I’ve seen one such report so far, though on that particular system, attempting to debug this behavior resulted in things working again consistently…

It looks like zpool import is failing, but due to a bug in 3.18, we’re not getting the full output from it… On the system I’ve investigated before, just running a zpool list from outside the snap was sufficient to get things working, including following reboots.

Digging into the logs, I saw an entry in boot.log saying something on the lines of failed to import zpool.cache (I don’t have the exact log line though) and that led me to this (open) issue zpool.cache not updated when adding a pool.

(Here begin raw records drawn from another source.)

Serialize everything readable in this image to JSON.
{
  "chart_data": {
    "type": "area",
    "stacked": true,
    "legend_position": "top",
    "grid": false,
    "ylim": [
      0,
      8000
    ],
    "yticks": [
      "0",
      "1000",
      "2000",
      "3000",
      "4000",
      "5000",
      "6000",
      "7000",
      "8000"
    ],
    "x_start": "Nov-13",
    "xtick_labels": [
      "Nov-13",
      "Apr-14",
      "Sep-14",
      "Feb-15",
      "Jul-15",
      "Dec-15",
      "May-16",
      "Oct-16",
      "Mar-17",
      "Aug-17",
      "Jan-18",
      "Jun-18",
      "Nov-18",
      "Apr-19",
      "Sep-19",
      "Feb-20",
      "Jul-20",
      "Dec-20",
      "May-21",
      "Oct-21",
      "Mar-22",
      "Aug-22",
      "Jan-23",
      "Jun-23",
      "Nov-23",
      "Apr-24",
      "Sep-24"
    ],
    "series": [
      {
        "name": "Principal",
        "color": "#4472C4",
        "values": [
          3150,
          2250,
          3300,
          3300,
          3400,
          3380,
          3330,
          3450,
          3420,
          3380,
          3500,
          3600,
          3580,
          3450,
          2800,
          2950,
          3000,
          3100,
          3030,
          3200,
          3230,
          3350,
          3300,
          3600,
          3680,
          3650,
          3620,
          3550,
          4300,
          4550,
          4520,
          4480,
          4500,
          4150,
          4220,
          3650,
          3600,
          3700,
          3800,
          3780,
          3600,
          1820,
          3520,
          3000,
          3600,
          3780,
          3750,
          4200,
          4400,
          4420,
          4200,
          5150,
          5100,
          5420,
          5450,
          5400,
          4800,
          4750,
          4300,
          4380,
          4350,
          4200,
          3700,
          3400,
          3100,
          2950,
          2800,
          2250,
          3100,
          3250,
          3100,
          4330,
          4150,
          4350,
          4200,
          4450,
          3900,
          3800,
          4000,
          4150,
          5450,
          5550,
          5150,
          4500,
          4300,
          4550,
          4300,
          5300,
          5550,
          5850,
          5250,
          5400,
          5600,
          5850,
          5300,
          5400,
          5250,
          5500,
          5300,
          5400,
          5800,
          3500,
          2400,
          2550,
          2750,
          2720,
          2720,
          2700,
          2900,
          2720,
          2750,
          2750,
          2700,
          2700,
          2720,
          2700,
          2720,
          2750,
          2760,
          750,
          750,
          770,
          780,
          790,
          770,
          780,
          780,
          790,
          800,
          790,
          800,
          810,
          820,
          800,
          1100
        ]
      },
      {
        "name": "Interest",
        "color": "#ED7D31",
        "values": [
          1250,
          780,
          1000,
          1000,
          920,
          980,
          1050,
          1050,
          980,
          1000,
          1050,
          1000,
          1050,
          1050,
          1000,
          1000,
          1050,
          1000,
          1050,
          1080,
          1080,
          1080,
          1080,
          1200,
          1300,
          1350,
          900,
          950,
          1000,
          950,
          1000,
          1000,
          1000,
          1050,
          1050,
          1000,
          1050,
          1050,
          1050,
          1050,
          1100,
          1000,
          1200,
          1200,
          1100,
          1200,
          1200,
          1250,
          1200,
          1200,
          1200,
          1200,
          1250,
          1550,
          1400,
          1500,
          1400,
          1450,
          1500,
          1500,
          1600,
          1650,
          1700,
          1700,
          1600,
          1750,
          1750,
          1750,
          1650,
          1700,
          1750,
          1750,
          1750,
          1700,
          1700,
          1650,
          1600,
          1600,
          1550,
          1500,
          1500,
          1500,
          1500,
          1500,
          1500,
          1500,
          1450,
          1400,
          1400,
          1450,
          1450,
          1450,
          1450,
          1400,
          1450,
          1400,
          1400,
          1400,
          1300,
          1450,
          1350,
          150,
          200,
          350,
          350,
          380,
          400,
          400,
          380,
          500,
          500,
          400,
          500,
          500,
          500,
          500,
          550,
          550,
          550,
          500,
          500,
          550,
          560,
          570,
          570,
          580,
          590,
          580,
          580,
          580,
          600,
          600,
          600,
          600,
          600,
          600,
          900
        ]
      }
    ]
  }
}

What did work for me was commenting out ConditionPathExists=!/etc/zfs/zpool.cache from /lib/systemd/system/zfs-import-scan.service and enabling that service (solution suggested towards end of thread). After doing so, I have done some warm/cold reboot’s and haven’t had any problems.

I am not an expert in ZFS/LXD but it feels like more of ZFS issue than LXD and a sneaky fix, not a real solution. Do you see why suggested solution worked?